My poor old noddle is currently buzzing with all sorts of intriguing notions. I’ll explain what sparked this off in a moment, but first let me briefly summarize the kaleidoscope of thoughts that are bouncing boisterously around my brain.

First, we have The Maze Runner by the aptly named James Dashner. This involves a group of youngsters who find themselves in the center of an ever-changing labyrinth trying to find their way out.

This led me to recollect the neo-noir science fiction movie Dark City, which involves people living in an anachronistic city where nobody seems to realize that it is always night. Each “day,” when midnight arrives, the people fall into a mysterious slumber, the city is rearranged (buildings change their shapes, roads alter their paths…) and everyone’s identities and memories are transformed. Sad to relate, relatively few people I know seem to be aware of this film, but I feel it’s woefully underrated and well worth watching.

An aerial photo of the Kowloon Walled City taken in 1989 (Click image to see a larger version — Image source: Ian Lambot/Wikipedia)

Next, I started thinking about various city-related tales, including the two classics: Cities in Flight by James Blish and City by Clifford D. Simak. Also, I can’t get the desolate abandoned city of the ancient world of Charn from The Magician’s Nephew by C. S. Lewis out of my mind; similarly, for the haunting city located in the Neitherlands as described in The Magicians by Lev Grossman. And let’s not forget the horrors lurking beneath the vast abandoned city of stone in H.P. Lovecraft’s At the Mountains of Madness.

All of which returns us to the causation of my city-based cognitions, which was my running across the entry for the Kowloon Walled City on the Wikipedia. As you may recall — and as was admirably depicted in Tai Pan by James Clavell — Hong Kong (in the form of Hong Kong Island, the Kowloon Peninsula, and the New Territories) was “leased” (in the loosest sense of the word) from Qing China by the United Kingdom in 1898 for 99 years.

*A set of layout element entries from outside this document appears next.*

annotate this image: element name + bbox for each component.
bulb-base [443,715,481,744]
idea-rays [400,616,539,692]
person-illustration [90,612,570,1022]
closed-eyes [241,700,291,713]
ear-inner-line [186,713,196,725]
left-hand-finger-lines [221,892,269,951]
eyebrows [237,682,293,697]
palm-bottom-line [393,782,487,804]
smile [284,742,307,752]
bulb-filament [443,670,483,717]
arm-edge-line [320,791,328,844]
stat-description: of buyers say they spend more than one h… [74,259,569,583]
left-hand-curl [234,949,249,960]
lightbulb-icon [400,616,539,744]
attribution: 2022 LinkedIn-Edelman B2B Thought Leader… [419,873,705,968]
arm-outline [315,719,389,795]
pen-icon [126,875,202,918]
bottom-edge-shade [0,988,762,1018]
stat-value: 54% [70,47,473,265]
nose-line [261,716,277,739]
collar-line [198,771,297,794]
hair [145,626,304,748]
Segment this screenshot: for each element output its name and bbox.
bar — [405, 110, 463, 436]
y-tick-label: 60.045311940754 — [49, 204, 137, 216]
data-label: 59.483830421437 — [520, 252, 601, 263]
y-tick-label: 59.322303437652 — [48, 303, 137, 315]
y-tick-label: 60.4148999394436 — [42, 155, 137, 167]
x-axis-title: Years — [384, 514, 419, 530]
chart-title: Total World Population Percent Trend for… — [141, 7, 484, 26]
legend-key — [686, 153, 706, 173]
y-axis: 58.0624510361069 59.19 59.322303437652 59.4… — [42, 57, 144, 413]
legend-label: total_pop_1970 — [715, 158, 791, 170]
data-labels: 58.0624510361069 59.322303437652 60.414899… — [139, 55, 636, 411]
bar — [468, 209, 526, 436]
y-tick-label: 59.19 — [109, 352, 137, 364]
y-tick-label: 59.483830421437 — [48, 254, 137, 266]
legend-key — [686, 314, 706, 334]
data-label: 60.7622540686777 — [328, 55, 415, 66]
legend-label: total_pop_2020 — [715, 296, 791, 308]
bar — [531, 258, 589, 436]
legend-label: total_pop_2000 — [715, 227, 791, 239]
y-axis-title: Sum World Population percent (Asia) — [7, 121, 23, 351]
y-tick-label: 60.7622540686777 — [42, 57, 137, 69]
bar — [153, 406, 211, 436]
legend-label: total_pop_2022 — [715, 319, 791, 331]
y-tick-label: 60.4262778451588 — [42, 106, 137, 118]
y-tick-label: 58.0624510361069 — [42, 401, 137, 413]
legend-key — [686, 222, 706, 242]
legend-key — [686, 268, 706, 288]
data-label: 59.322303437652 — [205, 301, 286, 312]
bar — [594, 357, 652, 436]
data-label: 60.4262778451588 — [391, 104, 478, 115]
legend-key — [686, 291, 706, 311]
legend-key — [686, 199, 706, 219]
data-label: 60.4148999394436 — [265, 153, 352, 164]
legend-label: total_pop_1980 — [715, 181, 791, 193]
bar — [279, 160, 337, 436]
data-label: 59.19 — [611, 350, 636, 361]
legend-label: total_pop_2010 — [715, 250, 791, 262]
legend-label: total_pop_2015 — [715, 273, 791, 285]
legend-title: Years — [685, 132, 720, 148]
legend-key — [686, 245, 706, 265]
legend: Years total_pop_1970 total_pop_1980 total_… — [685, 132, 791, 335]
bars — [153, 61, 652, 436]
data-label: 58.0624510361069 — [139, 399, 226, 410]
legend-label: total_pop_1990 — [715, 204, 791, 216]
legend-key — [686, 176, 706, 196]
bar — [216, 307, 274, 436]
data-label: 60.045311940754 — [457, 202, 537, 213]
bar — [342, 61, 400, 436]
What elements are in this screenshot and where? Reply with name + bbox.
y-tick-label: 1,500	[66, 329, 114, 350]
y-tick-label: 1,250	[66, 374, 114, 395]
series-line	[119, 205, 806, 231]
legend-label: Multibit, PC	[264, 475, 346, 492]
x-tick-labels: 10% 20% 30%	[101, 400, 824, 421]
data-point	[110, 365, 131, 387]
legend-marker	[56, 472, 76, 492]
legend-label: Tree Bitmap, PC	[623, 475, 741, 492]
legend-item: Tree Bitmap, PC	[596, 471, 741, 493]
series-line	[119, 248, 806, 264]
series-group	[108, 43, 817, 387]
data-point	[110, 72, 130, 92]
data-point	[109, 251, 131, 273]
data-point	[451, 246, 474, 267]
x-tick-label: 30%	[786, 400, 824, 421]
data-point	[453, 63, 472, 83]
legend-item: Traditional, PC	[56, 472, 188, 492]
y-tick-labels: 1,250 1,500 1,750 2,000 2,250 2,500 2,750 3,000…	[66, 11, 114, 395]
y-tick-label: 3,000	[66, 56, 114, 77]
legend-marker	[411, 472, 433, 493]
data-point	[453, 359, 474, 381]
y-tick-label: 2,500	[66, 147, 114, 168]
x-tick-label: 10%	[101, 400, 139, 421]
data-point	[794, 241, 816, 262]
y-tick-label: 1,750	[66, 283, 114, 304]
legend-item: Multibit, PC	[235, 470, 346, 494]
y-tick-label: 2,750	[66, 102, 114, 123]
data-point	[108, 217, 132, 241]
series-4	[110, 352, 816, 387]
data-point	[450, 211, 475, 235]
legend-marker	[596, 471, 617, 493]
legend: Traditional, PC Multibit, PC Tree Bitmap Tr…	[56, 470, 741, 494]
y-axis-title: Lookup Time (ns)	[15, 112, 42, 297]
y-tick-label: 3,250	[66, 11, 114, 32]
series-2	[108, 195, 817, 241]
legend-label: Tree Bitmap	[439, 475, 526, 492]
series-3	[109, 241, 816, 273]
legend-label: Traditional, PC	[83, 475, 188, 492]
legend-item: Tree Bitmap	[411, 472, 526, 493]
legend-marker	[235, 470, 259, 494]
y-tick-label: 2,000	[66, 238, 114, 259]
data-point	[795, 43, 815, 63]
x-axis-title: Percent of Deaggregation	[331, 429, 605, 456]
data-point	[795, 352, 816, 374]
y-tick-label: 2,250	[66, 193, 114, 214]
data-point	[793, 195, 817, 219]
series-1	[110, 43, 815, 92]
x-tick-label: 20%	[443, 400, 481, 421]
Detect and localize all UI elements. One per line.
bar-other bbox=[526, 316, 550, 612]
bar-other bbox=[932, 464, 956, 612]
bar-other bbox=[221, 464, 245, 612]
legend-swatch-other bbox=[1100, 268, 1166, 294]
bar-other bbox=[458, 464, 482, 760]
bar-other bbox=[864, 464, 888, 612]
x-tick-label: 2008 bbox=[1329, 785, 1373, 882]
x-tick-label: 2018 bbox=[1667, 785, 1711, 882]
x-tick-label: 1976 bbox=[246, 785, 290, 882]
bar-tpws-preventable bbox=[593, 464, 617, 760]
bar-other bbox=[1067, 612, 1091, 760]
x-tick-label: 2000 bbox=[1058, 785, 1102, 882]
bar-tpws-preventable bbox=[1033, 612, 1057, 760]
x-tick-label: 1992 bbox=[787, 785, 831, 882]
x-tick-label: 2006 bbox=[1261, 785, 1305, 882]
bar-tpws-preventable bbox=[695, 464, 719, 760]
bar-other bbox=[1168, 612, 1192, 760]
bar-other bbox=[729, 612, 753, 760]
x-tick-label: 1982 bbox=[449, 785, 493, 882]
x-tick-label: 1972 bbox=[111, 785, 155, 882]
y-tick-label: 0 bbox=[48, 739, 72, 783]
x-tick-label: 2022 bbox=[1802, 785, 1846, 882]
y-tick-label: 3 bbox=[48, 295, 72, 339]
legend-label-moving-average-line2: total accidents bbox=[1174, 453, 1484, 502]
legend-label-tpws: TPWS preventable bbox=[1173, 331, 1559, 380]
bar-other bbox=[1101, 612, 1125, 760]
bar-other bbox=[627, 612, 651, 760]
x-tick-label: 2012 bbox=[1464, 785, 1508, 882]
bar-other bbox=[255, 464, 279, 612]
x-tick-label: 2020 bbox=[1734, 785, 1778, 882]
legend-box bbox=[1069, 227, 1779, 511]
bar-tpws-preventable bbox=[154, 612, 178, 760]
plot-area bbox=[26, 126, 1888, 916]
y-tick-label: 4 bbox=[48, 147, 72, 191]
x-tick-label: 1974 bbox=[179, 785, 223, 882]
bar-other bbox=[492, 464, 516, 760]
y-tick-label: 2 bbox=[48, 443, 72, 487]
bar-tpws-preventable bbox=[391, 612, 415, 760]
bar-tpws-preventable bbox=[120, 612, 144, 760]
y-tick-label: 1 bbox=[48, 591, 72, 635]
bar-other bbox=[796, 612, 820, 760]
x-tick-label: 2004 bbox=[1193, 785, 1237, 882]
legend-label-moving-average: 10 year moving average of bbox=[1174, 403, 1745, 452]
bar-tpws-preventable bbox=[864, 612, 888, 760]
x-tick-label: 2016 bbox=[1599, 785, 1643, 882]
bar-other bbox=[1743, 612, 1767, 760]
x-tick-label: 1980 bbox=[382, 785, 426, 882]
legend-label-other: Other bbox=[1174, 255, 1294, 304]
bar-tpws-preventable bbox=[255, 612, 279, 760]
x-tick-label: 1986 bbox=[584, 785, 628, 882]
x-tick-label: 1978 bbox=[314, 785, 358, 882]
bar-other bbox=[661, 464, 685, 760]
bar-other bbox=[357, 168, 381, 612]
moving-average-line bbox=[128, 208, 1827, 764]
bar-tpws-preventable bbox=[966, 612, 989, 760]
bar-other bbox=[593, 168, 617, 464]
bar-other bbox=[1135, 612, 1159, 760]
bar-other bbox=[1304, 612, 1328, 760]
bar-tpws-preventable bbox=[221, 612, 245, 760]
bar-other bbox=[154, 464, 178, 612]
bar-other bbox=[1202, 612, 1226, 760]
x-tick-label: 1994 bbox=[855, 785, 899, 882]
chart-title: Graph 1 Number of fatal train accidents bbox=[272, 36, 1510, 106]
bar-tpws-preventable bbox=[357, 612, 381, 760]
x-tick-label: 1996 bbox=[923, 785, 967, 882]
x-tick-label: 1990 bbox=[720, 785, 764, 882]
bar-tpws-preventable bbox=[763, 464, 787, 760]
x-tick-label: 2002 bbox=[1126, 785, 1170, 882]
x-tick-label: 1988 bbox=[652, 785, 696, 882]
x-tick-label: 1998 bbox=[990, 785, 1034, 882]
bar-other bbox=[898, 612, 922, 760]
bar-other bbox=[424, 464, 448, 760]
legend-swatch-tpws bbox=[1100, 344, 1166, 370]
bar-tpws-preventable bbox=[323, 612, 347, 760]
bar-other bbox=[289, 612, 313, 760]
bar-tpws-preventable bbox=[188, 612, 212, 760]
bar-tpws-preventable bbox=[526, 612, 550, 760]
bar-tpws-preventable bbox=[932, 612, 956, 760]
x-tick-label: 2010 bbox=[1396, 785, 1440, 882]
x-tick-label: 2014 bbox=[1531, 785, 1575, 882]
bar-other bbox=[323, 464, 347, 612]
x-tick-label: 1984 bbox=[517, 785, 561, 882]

Originally a Chinese military fort, the Walled City’s population increased dramatically following the Japanese occupation of Hong Kong during World War II. By 1990, the Walled City is thought to have contained around 50,000 residents within its 2.6-hectare (6.4-acre) borders.

An aerial photo of the Kowloon Walled City Park (Click image to see a larger version — Image source: Wpcpey/Wikipedia)

From the 1950s to the 1970s, this metropolis was controlled by local triads and had high rates of prostitution, gambling, and drug abuse. Eventually, in 1987, the Hong Kong government announced plans to demolish the whole thing. After an arduous eviction process, demolition began in 1993 and was completed in 1994. Now, the area formally occupied by the city has been transformed into the Kowloon Walled City Park.

Take another look at the photograph of the original Walled City. I don’t know about you, but I can easily envisage this sort of enclave in a post-apocalyptic dystopian future. To an outsider, it would be an incomprehensible labyrinth, but if you grew up there as a kid you would know every inch of the place. I can easily imagine being around 12 years old and rambunctiously roaming the city with my friends.

In a strange way — remembering that I never actually got to see it in the flesh (had I known of its existence, I would have tried to arrange a visit the two times I was in Hong Kong circa the mid-1980s) — I’m sort of sorry that the Kowloon Walled City is no more. How about you? Do you have any city-related thoughts you’d care to share with the rest of us?